# in the afterlife



## ciao amore

Hi,

How can I translate this phrase into Latin ?

If I could find the word ''afterlife'', then I'd be able to translate it. 

Thanks in advance


----------



## Cagey

Could you give us more context, please?

There are a lot of different ways that people think about "afterlife".  The words that are used for existence after death are different according to people's beliefs and other things.  For instance, the Roman idea was different from any modern idea that I know of, so they wouldn't have words that mean what we mean usually mean by "afterlife".
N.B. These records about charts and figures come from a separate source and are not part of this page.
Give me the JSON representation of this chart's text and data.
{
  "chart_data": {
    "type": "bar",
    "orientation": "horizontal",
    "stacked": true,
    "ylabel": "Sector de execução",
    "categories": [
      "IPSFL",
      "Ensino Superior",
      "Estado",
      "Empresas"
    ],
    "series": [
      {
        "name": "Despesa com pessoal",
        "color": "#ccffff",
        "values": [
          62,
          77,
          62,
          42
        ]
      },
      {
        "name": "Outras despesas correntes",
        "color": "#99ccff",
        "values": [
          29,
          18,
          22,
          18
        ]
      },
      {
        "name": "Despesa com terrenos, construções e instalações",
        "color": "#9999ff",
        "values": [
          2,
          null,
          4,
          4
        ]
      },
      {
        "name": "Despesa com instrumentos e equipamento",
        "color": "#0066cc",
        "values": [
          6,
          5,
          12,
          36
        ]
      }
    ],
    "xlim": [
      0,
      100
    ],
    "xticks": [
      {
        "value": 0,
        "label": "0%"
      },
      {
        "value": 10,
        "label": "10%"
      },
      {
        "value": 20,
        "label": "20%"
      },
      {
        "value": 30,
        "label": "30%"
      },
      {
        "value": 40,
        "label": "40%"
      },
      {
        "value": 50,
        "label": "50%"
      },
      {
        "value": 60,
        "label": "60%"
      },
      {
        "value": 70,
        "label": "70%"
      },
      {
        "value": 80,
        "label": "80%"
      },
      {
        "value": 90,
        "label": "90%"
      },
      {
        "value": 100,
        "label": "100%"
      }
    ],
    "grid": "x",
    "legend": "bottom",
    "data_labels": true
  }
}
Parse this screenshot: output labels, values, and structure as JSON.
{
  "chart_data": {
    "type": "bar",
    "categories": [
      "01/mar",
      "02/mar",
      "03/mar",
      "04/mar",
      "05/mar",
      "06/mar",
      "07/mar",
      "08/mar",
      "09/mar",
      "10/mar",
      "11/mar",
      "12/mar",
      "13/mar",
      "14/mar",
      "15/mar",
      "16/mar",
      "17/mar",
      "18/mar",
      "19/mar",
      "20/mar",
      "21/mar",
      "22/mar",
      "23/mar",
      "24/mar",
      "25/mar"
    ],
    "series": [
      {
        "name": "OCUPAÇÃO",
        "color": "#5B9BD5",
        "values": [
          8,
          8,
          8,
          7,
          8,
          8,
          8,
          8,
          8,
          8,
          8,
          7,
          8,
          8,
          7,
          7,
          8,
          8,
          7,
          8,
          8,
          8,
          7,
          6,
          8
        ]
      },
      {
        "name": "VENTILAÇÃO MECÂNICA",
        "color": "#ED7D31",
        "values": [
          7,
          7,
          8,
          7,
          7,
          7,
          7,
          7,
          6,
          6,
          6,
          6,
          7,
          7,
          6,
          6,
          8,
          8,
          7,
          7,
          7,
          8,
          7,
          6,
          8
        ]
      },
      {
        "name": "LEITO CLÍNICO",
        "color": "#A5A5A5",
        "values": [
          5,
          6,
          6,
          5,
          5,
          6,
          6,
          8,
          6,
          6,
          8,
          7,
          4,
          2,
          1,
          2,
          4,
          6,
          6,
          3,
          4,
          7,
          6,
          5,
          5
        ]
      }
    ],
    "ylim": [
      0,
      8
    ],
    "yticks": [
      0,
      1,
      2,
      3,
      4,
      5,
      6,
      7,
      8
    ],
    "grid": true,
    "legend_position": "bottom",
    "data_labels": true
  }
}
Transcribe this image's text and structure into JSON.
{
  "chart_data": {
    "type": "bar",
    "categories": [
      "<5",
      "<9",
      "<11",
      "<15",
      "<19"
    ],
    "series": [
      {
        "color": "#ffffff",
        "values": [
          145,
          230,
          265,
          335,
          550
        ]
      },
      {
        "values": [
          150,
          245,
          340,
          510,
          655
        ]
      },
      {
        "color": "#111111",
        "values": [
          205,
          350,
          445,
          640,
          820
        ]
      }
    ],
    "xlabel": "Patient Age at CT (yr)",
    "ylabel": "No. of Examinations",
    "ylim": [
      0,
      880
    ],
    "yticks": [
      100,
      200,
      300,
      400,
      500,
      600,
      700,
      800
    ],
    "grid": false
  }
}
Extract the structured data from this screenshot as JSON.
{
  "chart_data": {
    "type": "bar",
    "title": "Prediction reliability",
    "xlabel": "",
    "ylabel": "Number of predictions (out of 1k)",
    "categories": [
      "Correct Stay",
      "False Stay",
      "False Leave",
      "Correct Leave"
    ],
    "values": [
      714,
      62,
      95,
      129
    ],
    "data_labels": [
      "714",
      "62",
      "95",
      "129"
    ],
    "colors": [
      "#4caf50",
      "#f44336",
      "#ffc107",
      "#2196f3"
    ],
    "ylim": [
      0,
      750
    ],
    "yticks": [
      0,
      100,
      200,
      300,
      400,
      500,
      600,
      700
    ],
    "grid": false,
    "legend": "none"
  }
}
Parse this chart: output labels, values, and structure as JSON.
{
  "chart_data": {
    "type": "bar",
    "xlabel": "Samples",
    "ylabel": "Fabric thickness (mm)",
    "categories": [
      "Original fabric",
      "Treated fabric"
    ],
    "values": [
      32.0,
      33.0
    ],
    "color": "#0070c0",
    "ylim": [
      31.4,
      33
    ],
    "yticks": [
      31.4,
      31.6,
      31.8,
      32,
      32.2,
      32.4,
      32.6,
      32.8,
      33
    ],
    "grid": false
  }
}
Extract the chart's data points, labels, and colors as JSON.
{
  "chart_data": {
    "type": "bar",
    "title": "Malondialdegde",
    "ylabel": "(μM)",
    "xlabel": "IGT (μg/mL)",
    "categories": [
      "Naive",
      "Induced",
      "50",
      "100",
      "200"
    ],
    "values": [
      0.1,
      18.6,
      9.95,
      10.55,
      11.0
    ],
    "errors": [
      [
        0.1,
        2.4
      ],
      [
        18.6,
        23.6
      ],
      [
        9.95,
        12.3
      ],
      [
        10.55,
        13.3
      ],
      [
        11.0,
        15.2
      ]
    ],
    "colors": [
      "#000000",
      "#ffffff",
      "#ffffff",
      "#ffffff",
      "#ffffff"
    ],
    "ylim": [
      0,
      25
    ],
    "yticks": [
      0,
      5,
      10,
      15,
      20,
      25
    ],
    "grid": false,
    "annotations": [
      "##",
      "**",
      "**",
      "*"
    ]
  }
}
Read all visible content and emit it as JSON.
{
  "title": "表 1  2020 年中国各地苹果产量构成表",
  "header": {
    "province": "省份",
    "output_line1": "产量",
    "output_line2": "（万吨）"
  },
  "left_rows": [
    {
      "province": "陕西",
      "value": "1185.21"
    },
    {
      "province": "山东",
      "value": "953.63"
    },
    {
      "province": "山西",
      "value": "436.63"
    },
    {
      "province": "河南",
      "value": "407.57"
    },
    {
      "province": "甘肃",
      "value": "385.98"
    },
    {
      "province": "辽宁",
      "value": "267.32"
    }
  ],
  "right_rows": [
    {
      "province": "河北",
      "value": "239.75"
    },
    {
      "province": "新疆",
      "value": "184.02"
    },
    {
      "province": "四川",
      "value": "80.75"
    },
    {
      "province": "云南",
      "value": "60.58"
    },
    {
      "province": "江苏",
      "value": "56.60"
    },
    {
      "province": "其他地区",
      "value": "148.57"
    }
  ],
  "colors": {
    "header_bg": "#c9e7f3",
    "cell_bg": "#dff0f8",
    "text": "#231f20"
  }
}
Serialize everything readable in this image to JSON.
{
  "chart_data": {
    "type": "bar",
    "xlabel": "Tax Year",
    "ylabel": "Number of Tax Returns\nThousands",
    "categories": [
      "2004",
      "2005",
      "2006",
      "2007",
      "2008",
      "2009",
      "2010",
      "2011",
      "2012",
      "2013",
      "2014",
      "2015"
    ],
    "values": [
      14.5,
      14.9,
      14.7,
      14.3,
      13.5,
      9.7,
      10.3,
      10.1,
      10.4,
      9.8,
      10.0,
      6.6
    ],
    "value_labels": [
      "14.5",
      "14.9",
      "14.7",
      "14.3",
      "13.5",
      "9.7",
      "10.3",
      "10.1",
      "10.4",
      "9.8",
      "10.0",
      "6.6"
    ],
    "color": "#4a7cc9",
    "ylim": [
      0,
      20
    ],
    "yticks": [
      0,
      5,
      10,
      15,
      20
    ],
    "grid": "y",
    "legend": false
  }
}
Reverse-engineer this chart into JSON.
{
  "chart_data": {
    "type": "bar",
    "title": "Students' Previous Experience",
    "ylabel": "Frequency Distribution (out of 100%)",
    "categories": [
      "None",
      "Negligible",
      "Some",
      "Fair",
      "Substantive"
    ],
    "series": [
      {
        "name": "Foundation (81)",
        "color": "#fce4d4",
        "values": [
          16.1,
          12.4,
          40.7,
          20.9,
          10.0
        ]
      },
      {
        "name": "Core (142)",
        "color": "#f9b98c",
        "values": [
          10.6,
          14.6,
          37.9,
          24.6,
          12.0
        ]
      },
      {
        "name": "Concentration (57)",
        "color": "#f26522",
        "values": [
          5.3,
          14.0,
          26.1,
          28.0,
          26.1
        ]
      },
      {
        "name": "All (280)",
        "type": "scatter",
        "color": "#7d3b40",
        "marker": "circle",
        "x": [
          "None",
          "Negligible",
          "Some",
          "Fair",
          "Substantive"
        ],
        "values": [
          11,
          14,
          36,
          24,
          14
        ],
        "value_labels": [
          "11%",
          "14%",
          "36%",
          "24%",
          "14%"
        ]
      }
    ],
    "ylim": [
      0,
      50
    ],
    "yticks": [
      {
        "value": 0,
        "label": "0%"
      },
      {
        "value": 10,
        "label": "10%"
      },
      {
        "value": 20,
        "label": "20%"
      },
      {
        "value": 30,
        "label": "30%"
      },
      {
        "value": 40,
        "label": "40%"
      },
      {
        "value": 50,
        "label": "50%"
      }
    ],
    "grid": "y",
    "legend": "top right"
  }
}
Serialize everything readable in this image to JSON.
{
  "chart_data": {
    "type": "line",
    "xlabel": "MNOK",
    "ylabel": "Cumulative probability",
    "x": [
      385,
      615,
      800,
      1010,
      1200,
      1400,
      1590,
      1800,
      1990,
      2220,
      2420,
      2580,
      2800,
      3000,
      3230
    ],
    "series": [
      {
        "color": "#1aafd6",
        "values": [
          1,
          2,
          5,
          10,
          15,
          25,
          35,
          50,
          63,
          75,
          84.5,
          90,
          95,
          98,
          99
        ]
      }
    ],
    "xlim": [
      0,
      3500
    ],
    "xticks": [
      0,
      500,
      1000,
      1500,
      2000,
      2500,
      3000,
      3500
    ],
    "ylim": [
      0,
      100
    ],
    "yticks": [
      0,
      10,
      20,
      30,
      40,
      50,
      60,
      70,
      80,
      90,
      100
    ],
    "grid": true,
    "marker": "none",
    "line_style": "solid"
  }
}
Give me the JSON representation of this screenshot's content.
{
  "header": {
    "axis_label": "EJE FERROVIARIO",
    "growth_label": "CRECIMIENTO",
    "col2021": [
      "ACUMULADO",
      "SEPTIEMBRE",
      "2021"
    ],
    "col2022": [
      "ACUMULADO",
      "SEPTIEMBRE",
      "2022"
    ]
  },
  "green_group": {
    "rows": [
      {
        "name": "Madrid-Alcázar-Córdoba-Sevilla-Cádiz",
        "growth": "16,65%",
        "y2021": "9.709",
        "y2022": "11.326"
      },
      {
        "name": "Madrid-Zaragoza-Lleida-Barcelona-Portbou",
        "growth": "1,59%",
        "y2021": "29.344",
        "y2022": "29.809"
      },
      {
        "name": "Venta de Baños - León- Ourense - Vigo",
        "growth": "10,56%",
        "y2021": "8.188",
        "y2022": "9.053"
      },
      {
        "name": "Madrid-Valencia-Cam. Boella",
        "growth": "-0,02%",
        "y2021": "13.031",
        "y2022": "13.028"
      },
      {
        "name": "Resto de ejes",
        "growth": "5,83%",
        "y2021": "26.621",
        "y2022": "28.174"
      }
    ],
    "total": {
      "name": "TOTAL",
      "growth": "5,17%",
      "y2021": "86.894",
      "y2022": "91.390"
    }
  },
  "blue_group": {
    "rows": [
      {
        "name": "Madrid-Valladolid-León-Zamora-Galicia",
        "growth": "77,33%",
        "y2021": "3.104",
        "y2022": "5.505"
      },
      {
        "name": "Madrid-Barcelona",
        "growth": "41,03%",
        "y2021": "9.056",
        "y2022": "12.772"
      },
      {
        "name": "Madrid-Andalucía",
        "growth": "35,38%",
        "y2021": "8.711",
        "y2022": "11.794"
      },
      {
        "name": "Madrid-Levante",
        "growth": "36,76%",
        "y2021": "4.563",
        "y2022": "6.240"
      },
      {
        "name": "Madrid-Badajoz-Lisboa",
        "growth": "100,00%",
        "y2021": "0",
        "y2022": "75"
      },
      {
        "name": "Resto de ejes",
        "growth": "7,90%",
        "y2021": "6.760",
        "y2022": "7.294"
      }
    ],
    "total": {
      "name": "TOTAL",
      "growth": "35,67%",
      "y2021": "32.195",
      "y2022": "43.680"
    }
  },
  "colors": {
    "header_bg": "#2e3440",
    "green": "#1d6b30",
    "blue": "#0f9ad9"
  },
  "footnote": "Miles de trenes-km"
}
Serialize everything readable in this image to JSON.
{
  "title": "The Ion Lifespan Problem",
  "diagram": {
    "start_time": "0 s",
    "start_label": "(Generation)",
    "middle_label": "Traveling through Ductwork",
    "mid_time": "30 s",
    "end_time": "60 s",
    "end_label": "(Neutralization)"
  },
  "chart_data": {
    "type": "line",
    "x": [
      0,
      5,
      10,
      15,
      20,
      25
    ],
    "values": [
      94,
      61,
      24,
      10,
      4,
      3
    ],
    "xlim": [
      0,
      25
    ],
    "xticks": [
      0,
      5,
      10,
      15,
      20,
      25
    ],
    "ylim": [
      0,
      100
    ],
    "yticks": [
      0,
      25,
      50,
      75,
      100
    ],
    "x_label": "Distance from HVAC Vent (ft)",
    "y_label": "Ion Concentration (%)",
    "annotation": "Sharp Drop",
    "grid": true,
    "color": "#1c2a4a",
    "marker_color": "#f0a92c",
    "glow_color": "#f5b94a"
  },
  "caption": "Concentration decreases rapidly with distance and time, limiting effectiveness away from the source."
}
If you tell us how you want to use this, and what your idea is, we will be able to help you better.


----------



## ciao amore

I want to say something like an abstract place. In fact, I'd like to write against '' in partibus infidelium''. What I'm searching for must be in this sense.


----------



## Cagey

I'm sorry, but I am not certain I understand what you are saying.

Does _I'd like to write against '' in partibus infidelium'' _mean that the piece you are writing opposes _"in partibus infidelium''?_ Or do you mean that the term you are looking for is opposite to _"in partibus infidelium''_?  Or do you have something else in mind?

And by "abstract place", do you mean that the phrase should be a _location_ where people are after they are alive?


----------



## ciao amore

in partibus infidelium = in parts inhabited by the unbelievers.

By abstract place, I mean it's probable that it does not exist, though. As you've said before, I'm looking for a term opposite to it.


----------



## Cagey

I'll venture a couple of suggestions then:
_in partibus eorum qui olim fuerunt_:  "in the parts of those who once were."  "Fuerunt" is one way the Romans would say that people once were [alive], after they had died. 

_in partibus eorum qui non iam vivunt:_ "in the parts of those who no longer live".​   Latin is usually fairly concrete. I can't think of a way to say "afterlife" as an abstraction, though someone else may be able to.  Certainly, someone will be able to improve on my suggestions above.  

If you comment on these, ciao amore, it may help us understand what you have in mind.


----------



## Flaminius

I would like to mention _Manes_, which is not exactly "in the afterlife" but something that Romans thought they would become when they are dead; the ghosts of dead.

This word is used, for example, in the expression:
_Sunt aliquid Manes: letum non omnia finit._
There are some kind of afterlife spirits.  Death does not fish off all.


----------